Some parts of the Ogallala are doing better than others. Northern regions, including Nebraska, where water may be deep enough to last hundreds of years, are less stressed than the southern High Plains, which a 2012 U.S. Geological Survey study estimated will lose irrigation capacity on 35 percent of the land in the next three decades.

Unlike California, where the acute water crisis is forcing overdue action, there has been little coordinated response across the Great Plains. In western Kansas, farmers have set up voluntary districts to reduce water use by 20 percent, part of a statewide 50-year conservation strategy. In Texas, voters in 2013 committed $2 billion for a new fund that will invest in projects that boost storage capacity.

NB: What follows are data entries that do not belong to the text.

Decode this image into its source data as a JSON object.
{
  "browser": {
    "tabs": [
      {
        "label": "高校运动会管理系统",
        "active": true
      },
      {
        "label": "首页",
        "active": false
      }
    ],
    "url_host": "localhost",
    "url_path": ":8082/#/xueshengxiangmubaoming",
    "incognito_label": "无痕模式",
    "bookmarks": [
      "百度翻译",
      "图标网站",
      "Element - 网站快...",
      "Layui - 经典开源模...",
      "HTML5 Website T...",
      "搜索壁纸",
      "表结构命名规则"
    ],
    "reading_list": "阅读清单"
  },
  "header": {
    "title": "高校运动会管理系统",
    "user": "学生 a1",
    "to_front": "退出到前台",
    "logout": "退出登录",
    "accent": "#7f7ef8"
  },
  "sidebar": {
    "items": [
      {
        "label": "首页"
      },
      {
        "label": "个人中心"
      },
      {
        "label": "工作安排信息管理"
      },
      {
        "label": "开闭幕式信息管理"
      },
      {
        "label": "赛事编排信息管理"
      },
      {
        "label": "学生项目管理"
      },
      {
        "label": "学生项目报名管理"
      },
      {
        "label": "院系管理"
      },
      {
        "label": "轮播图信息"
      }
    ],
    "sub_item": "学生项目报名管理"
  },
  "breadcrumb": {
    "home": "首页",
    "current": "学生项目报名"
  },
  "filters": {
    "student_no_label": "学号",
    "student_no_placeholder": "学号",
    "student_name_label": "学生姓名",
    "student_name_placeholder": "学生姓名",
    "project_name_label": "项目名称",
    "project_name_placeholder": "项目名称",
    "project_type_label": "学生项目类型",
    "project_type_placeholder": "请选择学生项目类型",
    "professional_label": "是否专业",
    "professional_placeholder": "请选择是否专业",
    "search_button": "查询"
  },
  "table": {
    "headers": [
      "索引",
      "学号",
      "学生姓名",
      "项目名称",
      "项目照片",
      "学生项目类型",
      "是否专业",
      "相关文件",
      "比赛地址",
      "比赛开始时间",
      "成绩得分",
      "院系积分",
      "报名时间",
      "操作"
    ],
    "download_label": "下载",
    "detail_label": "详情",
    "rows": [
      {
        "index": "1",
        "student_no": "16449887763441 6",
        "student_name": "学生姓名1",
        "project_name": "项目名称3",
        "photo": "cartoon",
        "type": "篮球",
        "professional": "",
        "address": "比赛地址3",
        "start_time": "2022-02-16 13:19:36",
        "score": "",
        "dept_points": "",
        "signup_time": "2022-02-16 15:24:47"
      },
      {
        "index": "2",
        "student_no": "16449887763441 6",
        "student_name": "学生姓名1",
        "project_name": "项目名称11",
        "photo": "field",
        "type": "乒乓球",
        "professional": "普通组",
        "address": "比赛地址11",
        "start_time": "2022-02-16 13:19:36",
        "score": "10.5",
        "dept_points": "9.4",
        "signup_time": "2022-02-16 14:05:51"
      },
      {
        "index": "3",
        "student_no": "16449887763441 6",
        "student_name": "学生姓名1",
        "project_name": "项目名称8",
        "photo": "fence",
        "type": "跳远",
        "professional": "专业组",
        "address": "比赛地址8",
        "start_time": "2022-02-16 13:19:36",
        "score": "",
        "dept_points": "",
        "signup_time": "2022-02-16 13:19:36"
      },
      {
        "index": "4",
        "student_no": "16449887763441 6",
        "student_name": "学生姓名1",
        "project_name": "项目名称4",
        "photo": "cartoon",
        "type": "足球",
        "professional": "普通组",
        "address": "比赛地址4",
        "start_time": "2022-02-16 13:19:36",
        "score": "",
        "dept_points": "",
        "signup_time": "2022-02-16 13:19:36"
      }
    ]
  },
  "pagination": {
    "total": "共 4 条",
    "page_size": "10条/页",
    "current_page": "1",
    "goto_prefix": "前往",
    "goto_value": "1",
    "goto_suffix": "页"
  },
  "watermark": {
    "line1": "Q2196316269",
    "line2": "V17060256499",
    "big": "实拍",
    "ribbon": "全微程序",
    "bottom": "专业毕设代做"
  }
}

Local initiatives can help slow the depletion, but what’s ultimately needed is a multistate response, says Sasha Richey, a hydrologist at Washington State University in Pullman. “The good news is we can increase the sustainability of the system” with water-saving technology and wiser resource management, she says. “You need to jointly decide the goals, then come up with local strategies.”

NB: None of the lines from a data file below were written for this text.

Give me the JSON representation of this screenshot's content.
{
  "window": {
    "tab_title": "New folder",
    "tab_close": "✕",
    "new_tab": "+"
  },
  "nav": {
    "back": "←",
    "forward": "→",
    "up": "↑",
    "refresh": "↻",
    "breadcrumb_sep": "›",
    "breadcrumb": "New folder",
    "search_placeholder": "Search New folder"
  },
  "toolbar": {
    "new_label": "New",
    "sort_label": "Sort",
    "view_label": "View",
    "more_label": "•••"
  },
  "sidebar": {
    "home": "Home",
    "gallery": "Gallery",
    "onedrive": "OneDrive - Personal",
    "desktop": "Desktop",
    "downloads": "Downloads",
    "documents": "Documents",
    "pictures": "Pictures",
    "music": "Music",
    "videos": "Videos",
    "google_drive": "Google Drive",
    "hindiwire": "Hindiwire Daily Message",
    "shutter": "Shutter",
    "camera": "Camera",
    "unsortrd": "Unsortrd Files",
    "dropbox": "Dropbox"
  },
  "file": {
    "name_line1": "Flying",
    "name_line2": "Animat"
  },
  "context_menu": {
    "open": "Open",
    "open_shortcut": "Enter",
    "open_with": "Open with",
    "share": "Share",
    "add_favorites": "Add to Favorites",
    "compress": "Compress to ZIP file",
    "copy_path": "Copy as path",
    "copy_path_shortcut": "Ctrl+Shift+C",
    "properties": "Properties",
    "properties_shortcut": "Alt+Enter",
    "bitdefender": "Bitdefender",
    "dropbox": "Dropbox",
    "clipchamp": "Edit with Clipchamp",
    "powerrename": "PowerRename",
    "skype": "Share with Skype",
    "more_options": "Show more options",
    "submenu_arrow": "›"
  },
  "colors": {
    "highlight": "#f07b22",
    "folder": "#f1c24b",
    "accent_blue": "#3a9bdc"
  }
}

Some farmers will be “mining the vein until it runs out,” says Seedorf, who is among those anticipating a return to a more parched era. Pletcher, whose ancestors settled in the area a century ago, calls wheat and sunflowers “grandfather crops” because they were common in the region before the 1940s, when full-scale pumping began. “The thing is, we’ve built some pretty nice schools and some pretty nice hospitals, and we have a nice tax base all based on irrigated ground,” says Pletcher, who is on a local water board. “The light switch has been on for a while now, and when it gets switched to dark, people have to be ready.”